The D.C. government sued the following companies:
Owens-Corning Fiberglass Corp., Washington; GAF Corp., Wayne, N.J.; The Celotex Corp., Washington; Eagle Pitcher Industries, Washington; Armstrong World Industries, Washington; Keene Corp., Washington; Fibreboard Corp., Portland, Ore.; Southern Textile Corp., Charlotte, N.C.; Owens-Illinois Inc., Washington; Certainteed Corp., Valley Forge, Pa.; U.S. Gypsum Co., Washington; W.R. Grace & Co., Washington; Combustion Engineering, Inc., Washington.

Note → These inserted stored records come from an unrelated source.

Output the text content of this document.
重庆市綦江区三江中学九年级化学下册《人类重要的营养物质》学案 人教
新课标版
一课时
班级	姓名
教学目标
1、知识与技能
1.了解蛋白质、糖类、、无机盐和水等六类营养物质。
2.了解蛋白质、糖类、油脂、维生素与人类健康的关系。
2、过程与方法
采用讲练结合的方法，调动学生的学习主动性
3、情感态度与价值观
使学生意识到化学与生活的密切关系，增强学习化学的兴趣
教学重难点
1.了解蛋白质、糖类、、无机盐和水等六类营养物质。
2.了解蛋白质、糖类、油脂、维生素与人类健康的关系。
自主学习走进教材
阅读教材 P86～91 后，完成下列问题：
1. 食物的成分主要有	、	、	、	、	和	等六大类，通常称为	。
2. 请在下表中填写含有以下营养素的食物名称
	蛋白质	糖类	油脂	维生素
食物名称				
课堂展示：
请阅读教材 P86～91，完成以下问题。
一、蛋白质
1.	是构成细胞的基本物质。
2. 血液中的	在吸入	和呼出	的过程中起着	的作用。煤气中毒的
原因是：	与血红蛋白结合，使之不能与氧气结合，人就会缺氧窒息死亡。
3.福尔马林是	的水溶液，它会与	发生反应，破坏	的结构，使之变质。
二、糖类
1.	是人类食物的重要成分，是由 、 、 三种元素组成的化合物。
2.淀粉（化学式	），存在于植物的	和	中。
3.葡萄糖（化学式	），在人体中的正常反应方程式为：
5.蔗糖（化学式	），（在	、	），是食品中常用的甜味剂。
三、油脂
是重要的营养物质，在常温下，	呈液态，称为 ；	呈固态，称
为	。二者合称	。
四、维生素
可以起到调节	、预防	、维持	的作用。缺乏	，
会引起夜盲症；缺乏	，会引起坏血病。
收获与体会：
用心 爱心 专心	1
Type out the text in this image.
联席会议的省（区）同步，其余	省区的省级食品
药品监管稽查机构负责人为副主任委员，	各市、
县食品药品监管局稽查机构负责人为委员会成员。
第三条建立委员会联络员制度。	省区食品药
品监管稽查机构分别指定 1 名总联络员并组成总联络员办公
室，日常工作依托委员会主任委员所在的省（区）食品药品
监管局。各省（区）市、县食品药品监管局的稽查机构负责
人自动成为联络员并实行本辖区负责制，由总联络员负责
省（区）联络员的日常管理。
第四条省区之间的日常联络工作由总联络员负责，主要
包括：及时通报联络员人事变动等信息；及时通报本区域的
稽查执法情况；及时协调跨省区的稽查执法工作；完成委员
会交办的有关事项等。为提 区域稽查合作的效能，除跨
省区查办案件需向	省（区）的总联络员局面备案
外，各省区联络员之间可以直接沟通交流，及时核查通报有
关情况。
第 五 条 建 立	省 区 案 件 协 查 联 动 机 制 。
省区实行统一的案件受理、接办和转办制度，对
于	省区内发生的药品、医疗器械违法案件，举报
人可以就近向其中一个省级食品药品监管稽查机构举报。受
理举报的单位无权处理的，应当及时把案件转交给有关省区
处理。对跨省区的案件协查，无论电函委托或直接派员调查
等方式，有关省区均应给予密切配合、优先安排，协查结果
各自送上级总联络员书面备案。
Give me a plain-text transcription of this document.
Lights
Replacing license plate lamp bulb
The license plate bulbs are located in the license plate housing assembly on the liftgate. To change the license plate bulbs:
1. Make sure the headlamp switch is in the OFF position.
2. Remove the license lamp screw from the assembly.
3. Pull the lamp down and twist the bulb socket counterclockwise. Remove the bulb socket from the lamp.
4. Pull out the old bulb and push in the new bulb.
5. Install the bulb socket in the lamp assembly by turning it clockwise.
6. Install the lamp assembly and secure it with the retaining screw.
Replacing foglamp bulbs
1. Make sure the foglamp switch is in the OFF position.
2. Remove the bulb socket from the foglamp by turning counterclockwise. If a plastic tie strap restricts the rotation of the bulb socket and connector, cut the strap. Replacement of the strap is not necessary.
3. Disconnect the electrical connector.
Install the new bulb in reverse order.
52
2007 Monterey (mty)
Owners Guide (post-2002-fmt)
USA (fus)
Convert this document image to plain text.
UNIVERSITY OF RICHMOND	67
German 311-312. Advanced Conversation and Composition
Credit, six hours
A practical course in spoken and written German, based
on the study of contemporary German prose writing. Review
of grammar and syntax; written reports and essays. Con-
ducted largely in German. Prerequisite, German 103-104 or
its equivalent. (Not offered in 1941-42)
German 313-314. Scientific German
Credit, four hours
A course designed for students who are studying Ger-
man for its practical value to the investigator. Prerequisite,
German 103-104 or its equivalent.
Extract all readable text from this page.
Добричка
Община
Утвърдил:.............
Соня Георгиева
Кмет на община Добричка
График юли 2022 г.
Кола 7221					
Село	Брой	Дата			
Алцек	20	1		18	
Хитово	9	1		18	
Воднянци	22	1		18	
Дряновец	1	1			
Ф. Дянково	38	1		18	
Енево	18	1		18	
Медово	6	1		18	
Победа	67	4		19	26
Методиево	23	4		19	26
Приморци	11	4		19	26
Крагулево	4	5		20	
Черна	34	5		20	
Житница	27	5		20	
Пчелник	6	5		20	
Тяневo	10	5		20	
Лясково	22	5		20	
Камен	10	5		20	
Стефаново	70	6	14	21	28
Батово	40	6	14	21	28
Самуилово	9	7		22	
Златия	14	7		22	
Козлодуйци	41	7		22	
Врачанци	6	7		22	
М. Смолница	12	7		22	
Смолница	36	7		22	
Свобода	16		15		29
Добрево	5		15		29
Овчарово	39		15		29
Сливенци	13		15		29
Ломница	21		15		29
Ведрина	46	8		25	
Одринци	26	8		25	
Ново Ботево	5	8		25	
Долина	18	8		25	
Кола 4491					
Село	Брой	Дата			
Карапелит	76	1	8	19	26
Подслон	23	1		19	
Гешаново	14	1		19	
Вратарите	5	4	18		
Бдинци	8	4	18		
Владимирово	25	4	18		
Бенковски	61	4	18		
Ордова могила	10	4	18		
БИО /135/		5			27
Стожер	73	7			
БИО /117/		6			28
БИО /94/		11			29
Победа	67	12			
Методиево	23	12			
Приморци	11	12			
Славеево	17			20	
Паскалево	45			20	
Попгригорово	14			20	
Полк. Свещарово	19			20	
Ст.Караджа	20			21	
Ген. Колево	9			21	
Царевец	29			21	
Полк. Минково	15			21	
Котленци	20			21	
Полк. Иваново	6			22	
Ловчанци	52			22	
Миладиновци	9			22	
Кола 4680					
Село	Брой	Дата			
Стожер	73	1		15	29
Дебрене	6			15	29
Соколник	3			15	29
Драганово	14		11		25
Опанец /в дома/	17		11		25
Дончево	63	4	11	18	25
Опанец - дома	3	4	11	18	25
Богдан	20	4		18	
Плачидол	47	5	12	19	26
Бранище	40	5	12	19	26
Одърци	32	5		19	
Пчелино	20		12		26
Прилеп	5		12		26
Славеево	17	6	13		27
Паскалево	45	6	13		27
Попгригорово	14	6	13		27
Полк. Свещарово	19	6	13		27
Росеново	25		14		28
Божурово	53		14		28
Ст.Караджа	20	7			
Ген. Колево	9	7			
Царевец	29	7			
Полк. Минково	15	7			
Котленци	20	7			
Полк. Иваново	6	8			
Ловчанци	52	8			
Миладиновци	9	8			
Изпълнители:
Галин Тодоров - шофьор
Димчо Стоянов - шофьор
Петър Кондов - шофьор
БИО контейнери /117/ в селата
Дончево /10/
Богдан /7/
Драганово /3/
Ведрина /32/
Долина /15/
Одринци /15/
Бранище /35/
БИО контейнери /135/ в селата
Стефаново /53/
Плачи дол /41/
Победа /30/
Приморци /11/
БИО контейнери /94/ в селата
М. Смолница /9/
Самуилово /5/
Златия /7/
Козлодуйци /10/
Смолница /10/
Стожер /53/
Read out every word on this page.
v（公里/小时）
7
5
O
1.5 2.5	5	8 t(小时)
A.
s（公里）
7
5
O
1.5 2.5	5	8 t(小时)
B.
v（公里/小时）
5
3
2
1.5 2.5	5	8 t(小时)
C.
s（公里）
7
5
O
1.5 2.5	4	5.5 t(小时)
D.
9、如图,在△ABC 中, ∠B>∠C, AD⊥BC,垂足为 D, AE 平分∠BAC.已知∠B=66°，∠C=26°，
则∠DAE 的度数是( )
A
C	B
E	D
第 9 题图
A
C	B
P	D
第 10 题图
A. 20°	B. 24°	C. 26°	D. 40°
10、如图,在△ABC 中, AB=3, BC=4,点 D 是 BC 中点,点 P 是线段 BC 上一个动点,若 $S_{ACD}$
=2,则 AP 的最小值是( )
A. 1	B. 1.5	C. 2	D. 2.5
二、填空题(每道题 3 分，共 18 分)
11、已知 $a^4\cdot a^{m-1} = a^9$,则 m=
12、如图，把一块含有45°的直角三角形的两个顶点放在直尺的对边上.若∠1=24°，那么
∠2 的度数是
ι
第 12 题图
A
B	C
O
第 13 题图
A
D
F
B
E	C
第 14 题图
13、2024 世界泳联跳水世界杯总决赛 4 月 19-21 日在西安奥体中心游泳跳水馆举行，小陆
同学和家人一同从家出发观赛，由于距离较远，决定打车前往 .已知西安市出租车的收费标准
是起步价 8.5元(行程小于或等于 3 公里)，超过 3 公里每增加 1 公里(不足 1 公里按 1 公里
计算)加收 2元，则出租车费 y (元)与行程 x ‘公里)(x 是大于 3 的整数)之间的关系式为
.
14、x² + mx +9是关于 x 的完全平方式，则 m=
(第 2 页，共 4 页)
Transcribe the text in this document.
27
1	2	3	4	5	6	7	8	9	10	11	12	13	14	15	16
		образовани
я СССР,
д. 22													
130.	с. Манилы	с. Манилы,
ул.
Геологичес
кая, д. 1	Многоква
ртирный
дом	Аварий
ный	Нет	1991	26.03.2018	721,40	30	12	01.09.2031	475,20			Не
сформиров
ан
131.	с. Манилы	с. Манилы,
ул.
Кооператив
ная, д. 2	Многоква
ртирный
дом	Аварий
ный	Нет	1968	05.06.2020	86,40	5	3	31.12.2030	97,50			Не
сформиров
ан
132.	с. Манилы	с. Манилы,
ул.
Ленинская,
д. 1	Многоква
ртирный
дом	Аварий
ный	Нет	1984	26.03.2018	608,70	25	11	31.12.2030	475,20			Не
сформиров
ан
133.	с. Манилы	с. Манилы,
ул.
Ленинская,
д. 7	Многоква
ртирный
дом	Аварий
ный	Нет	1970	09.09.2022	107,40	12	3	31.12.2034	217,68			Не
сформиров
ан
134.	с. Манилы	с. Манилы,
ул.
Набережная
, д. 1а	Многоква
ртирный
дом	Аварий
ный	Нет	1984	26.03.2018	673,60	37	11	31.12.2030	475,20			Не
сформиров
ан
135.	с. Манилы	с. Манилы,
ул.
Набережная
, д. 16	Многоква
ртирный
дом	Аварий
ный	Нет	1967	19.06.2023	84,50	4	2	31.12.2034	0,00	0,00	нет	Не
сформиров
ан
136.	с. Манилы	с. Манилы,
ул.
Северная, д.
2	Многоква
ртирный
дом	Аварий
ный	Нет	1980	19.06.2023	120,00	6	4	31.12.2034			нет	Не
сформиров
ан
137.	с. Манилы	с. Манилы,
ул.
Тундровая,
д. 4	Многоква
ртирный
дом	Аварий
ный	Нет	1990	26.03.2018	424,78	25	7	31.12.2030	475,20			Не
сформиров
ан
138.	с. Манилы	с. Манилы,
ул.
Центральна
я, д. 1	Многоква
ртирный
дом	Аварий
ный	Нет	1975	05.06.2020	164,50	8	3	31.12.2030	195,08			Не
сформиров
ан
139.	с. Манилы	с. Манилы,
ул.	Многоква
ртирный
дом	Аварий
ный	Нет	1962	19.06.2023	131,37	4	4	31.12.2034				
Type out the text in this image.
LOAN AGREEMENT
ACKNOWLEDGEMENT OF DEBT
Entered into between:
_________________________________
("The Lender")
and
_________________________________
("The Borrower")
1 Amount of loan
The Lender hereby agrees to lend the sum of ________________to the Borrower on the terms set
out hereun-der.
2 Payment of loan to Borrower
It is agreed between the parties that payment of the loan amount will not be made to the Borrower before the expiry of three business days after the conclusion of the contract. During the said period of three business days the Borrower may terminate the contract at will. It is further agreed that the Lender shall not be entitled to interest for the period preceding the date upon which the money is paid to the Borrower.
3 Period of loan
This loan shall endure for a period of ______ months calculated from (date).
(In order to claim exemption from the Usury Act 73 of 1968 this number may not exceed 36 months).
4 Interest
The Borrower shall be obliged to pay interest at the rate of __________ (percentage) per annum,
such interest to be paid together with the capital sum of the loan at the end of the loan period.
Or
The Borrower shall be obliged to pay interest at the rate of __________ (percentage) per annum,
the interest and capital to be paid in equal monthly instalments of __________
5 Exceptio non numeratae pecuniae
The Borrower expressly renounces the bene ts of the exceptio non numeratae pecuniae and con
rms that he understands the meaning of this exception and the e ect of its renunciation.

Also, National Gypsum Co., Washington; U.S. Mineral Products Co., Stanhope, N.J.; Standard Insulations Inc., Kansas City, Mo.; The Charles Pfizer & Co. Inc., New York; Georgia-Pacific Corp., Atlanta; Proko Industries Inc., Mesquite, Texas; C. Tennant & Sons, New York; H.K. Porter Co., Pittsburgh; Nicolet Industries Inc., Ambler, Pa.; Aaer Sprayed Insulations Inc., Wheeling, Ill.; Air-o-Therm Application Co., Chicago; Wilkin Insulation Co., Mt. Prospect, Ill.; Forty-Eight Insulations, Inc., Wilton, Conn.; Rapid-American Corp., New York; The Flintkote Co., Stamford, Conn.; Raymark Industries, Inc., Trumbull, Conn.; Pittsburgh Corning Corp., Pittsburgh; Lake Asbestos of Quebec Ltd., Wilmington; Turner & Newall Ltd., Manchester, England.
Also, J.W. Roberts Ltd., Manchester, England; Cape Asbestos, Johannesberg; Bell Asbestos Mines Ltd., Quebec; Asbestos Corp., Montreal; Lac D'Amiante du Quebec, Wilmington; Carey-Canada Inc., Quebec; Brinco Mining Ltd., Vancouver; and Turner Asbestos Fibres Ltd., Manchester, England.